この文のせいで、私達は種族を明かすことができなくなったのだ。

明かした瞬間私達は目を背けられ、二度と誰にも相手にはされない。

ただそこにいないかのように、元々そんな存在はなかったかのように扱われ、二度と触れてはもらえない。

守るための世界を理解するために、別の種族として世界に侵入するー。

守られることに罪はないはずなのに、私は世界からそう生きることを許されなくなった。

振る舞うにしても永遠に別種族として生き、意思を果たすことを諦めるしか無い。


許せなかった。


ただひたすらに自分を、そんな世界を
許せなかった。



だから私は、向き合うことにした。
私を、私の種族を苦しめる原因に。

私が抗いきれなかった感情に。

誰かを愛するという感情に。


衝動的に、生き物は恋に落ちることがある。

元々持っていた思想理解に関係なく、相手を愛したいと思ってしまうことがある。

いや、衝動に駆られるというほうが正しいか。

誰かを愛することは、誰かの為に生きることに等しい話である。

ましてや、「世界を守る」ことが存在理由である私は、その「生きる」が意思に直結することになるので、世界が私の愛する誰かのものとして振る舞われることは確実なのだ。

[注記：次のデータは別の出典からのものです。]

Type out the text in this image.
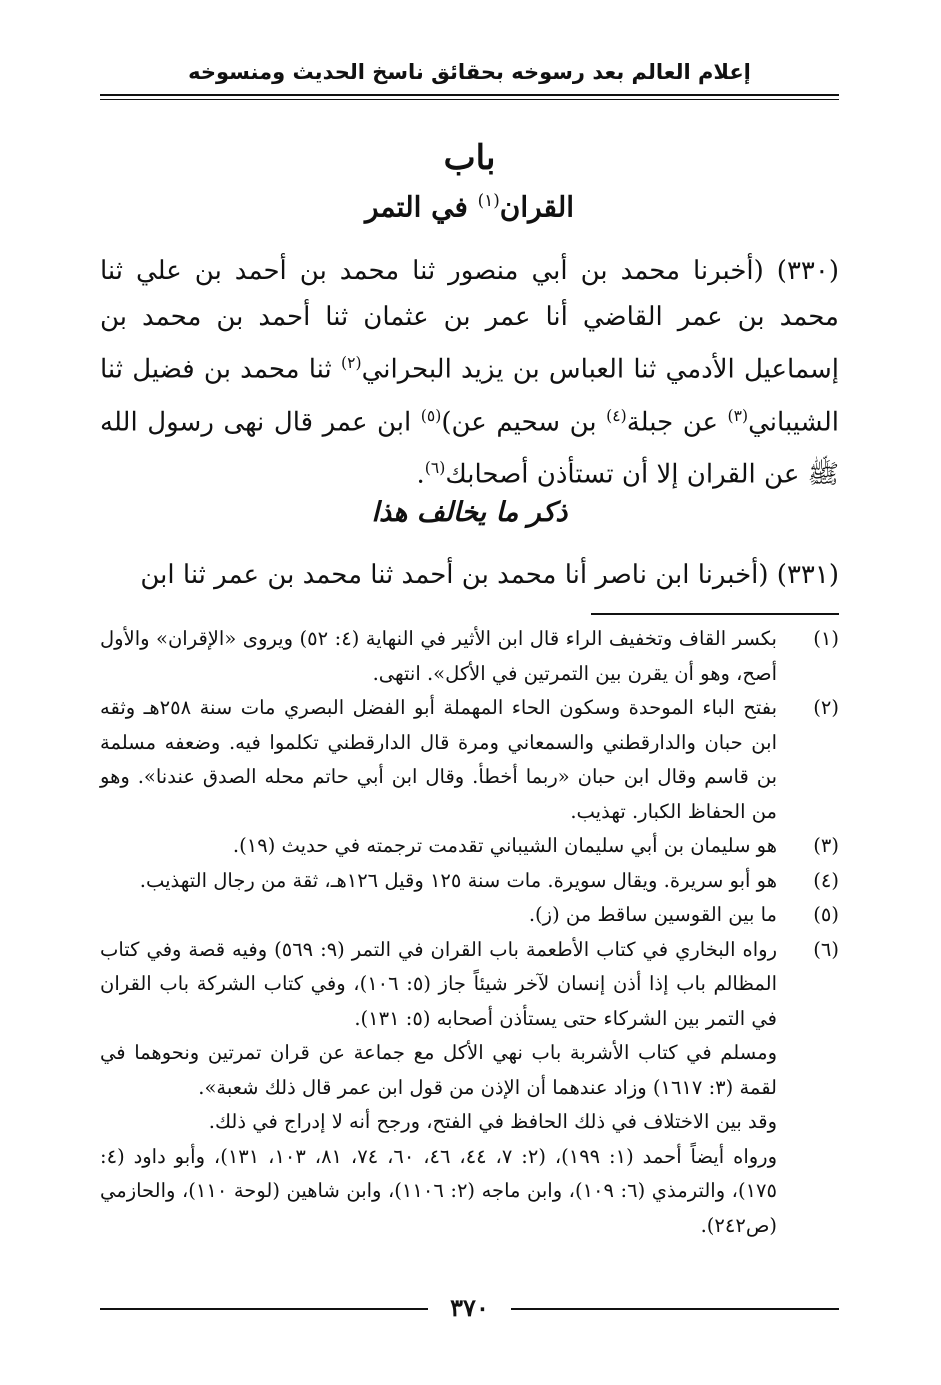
إعلام العالم بعد رسوخه بحقائق ناسخ الحديث ومنسوخه
باب
القران$^{(١)}$ في التمر
(٣٣٠) (أخبرنا محمد بن أبي منصور ثنا محمد بن أحمد بن علي ثنا محمد بن عمر القاضي أنا عمر بن عثمان ثنا أحمد بن محمد بن إسماعيل الأدمي ثنا العباس بن يزيد البحراني$^{(٢)}$ ثنا محمد بن فضيل ثنا الشيباني$^{(٣)}$ عن جبلة$^{(٤)}$ بن سحيم عن)$^{(٥)}$ ابن عمر قال نهى رسول الله ﷺ عن القران إلا أن تستأذن أصحابك$^{(٦)}$.
ذكر ما يخالف هذا
(٣٣١) (أخبرنا ابن ناصر أنا محمد بن أحمد ثنا محمد بن عمر ثنا ابن
(١)
بكسر القاف وتخفيف الراء قال ابن الأثير في النهاية (٤: ٥٢) ويروى «الإقران» والأول أصح، وهو أن يقرن بين التمرتين في الأكل». انتهى.
(٢)
بفتح الباء الموحدة وسكون الحاء المهملة أبو الفضل البصري مات سنة ٢٥٨هـ وثقه ابن حبان والدارقطني والسمعاني ومرة قال الدارقطني تكلموا فيه. وضعفه مسلمة بن قاسم وقال ابن حبان «ربما أخطأ. وقال ابن أبي حاتم محله الصدق عندنا». وهو من الحفاظ الكبار. تهذيب.
(٣)
هو سليمان بن أبي سليمان الشيباني تقدمت ترجمته في حديث (١٩).
(٤)
هو أبو سريرة. ويقال سويرة. مات سنة ١٢٥ وقيل ١٢٦هـ، ثقة من رجال التهذيب.
(٥)
ما بين القوسين ساقط من (ز).
(٦)
رواه البخاري في كتاب الأطعمة باب القران في التمر (٩: ٥٦٩) وفيه قصة وفي كتاب المظالم باب إذا أذن إنسان لآخر شيئاً جاز (٥: ١٠٦)، وفي كتاب الشركة باب القران في التمر بين الشركاء حتى يستأذن أصحابه (٥: ١٣١).
ومسلم في كتاب الأشربة باب نهي الأكل مع جماعة عن قران تمرتين ونحوهما في لقمة (٣: ١٦١٧) وزاد عندهما أن الإذن من قول ابن عمر قال ذلك شعبة».
وقد بين الاختلاف في ذلك الحافظ في الفتح، ورجح أنه لا إدراج في ذلك.
ورواه أيضاً أحمد (١: ١٩٩)، (٢: ٧، ٤٤، ٤٦، ٦٠، ٧٤، ٨١، ١٠٣، ١٣١)، وأبو داود (٤: ١٧٥)، والترمذي (٦: ١٠٩)، وابن ماجه (٢: ١١٠٦)، وابن شاهين (لوحة ١١٠)، والحازمي (ص٢٤٢).
٣٧٠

そのため、私が愛する誰かー所謂世界の「主」を妨害する行為や主に害を及ぼす存在は、私の意思により何であろうとも殲滅される。

それは主の意思関係なく、私が敵だと見なしたものは全て。


まるで怪物のようだ。

彼が私のことを「暴走」と書残した理由もわかる。

主の思いも届かず、ただ使命のままに破壊の限りを尽くす殺戮兵器となる、なんと残酷なことであろうか。



そして私は決心した。

種族のために、この真実に立ち向かうと。

二度と、誰かの為に世界を滅ぼさないために
衝動に耐えてみせると。




その結果が、今目の前で横たわる死体である。

私はこれで何百人を殺したことになるのだろう。

幸い、私の力は事故のような、災害に巻き込まれたかのような事象として処理されるため、私が彼らがいう「殺人罪」として疑われることはない。

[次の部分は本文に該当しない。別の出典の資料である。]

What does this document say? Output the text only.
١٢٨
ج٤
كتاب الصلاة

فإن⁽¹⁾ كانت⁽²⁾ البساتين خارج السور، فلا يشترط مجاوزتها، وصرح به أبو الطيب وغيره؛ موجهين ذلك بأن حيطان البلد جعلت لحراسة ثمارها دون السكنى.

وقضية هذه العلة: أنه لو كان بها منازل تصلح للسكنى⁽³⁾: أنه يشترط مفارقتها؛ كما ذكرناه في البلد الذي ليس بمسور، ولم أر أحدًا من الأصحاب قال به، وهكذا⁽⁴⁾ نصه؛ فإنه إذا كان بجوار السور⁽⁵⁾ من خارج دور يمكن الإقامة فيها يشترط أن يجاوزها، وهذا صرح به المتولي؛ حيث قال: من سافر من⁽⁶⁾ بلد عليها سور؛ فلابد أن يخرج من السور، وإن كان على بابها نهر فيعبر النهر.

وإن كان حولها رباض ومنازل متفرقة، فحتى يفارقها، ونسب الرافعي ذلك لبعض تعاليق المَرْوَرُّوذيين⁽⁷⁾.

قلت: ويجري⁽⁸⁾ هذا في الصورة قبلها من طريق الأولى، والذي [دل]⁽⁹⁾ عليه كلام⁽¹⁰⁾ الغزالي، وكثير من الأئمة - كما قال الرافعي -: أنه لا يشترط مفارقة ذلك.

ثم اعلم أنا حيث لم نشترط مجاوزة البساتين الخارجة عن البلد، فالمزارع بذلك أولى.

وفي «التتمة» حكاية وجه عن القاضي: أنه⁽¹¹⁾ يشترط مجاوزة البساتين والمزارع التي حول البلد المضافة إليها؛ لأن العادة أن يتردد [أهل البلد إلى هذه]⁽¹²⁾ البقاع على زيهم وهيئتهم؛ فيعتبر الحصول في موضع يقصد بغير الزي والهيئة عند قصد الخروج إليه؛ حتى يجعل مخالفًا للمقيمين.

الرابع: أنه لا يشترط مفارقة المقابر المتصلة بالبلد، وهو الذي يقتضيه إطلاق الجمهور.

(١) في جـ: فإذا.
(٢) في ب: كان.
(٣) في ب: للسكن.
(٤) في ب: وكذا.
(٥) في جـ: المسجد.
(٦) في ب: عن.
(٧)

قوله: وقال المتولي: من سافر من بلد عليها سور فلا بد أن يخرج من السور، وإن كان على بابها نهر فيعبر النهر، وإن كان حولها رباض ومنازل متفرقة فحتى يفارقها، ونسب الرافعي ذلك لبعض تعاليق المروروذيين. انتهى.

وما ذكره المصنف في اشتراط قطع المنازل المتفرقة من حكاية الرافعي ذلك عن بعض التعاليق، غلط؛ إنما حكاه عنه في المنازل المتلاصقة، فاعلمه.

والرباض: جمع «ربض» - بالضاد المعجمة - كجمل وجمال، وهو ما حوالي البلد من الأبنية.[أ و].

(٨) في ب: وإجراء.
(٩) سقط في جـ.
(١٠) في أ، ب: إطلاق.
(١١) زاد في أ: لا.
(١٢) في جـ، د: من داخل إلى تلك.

感情の抑制はまだまだ完全な部分はないにしろ、この何度目かの、主の破壊作業を通して少しずつ慣れてはきた。

いずれ、私が誰かを自然に愛せるようになり、種族が開放される日も近いはずだ。

そのために何人もの世界が否定されようが、私はその犠牲を受け入れ前に進むしかない。

誰かの思いと、私の意思を両立できる日が来るまで。
















彼女に愛されてはいけない。

彼女に愛されれば、問答無用で殺される。


彼女は誰かの為に生きようと努力するが

彼女はやはり別の種族であるが故に

命の価値を知らない。


どれだけ彼女が変容しようとも

彼女の存在における意思は

「世界」を破滅へと導く。


彼女には、絶対に愛されてはいけない。
勿論彼女を愛してもいけない。

彼女に愛されてはいけない。












ある日、私が正体を明かしても何も変わらずに対応してくれる人を見つけた。

彼は「私のためを思って何をしてくれても良い」と私の存在を認めてさえもしてくれた。

彼は私の意思を尊重し、色んな物から彼を守らせてくれた。

私は彼の言う通りに彼を守り、やがて世界は本当に彼のものになった。

こんなに嬉しいことがあっただろうか。

何もかもを破壊したのに
私を認めてくれて
愛してくれる誰かがいるなんて。




あなた以外を滅ぼせて良かった。